La revolución inglesa de 1688-89, al delimitar el poder monárquico y establecer que el núcleo de la vida política de la nación lo constituía la Cámara de los Comunes, considerada como representante de la voluntad popular y tutora de las libertades políticas y religiosas, instauraba un moderno régimen parlamentario representativo. Por lo demás, la revolución traía consigo una nueva orientación de la política exterior inglesa que provocaría un duro contragolpe en la situación europea.

Inglaterra era precisamente uno de los estados europeos más interesados en frenar la amenaza de un predominio francés y las ambiciones hegemónicas de Luis XIV. Ya en 1672 Guillermo de Orange había defendido Holanda contra las invasiones francesas y se había erigido en promotor de una coalición con el propósito de restablecer el equilibrio político amenazado por los peligros de una hegemonía demasiado dura y exclusivista. Tras su aclamación al trono de Inglaterra mantendrá idéntica política con motivo de la guerra de la Liga de Austria, momento en que el equilibrio europeo se ve otra vez amenazado por los deseos hegemónicos de Luis XIV.

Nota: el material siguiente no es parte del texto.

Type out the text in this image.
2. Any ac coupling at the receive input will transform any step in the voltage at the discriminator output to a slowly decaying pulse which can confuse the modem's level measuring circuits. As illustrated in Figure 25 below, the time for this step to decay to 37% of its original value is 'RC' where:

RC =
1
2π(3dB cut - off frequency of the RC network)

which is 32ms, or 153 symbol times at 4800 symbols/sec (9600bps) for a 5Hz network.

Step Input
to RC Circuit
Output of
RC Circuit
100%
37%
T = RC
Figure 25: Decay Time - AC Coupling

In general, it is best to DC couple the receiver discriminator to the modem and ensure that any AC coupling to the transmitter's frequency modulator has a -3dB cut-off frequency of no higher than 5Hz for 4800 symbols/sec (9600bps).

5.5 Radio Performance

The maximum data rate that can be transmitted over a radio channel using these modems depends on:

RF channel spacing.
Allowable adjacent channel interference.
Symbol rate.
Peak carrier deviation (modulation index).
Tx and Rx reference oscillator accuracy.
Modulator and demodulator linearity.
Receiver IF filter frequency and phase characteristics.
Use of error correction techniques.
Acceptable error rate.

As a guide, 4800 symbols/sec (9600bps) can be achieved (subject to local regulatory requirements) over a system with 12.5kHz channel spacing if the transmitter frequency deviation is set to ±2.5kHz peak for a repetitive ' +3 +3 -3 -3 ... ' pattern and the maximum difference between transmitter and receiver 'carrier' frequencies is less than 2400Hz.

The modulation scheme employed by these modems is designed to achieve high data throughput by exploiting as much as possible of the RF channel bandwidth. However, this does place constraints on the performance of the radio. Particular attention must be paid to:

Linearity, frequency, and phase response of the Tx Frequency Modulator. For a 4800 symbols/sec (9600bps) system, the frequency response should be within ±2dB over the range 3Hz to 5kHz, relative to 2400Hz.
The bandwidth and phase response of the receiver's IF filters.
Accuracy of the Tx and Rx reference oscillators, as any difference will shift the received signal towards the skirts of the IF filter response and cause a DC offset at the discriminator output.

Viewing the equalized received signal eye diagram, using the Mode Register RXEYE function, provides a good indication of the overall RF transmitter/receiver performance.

La voluntad inglesa de restablecer el equilibrio de fuerzas entre los distintos estados europeos quedaba plenamente de manifiesto con ocasión de la guerra de Sucesión española. Ahora, a comienzos del siglo XVIII. el principio de equilibrio adquiría una fisionomía más precisa tras una lenta maduración proporcionada por la experiencia de siglos, hasta acabar convirtiéndose en una regla consciente de conducta política que se afirmaba como ley fundamental dentro de la vida europea. En consecuencia, el interés de Inglaterra en impedir la formación de un estado hegemónico frente al cual las Islas Británicas hubieran corrido peligro de supervivencia, se identificaba con el interés europeo, con la defensa de la libertad europea. Era imprescindible golpear al adversario movilizando y manipulando las fuerzas hostiles al mismo; éste era el método adoptado por la técnica diplomática inglesa, éste era el sistema más válido para frenar el espíritu agresivo de los potentes y para impedir el triunfo total de un Estado sobre los demás. Para Inglaterra esta conducta política estaba en función no sólo de su posición europea sino de la que ocupaba en el contexto mundial; era una postura encaminada a velar por su economía y por la defensa de sus intereses comerciales e industriales, que habían gozado de un tipo de desarrollo particular.

Guillermo III de Orange era el genuino intérprete de la nueva mentalidad inglesa, y al morir en 1702 en el punto álgido de la lucha , dejaba en herencia a la política británica unas huellas destinadas a perdurar en el tiempo. Las paces  de Utrecht y Rastadt, que sancionaban el triunfo de las tesis del equilibrio político europeo entre los Borbones franceses y españoles por una parte y los Habsburgo austríacos por otro, confirmaban la función de Inglaterra, que al consolidar su predominio marítimo obtenía las mayores ventajas políticas y económicas. De hecho Inglaterra no solo participaba en el reparto del botín español, asegurándose la posesión de Gibraltar y Menorca, sólidos puntos de apoyo en el Mediterráneo, y lograba el reconocimiento por parte francesa de su predominio en America septentrional a través de la adquisición de algunas importantes colonias, sino que arrancaba también de España un trato de privilegio dentro del tráfico marítimo del puerto de Cádiz, al que afluía el tráfico colonial, y la concesión del monopolio en el traslado de esclavos negros desde África a América.

El fin de la hegemonía francesa significaba el advenimiento de un sistema político basado en el equilibrio internacional, que en este momento se limitaba a un contrapeso de fuerzas entre Borbones y Habsburgos y quedaba garantizado por la supremacía marítima de Inglaterra.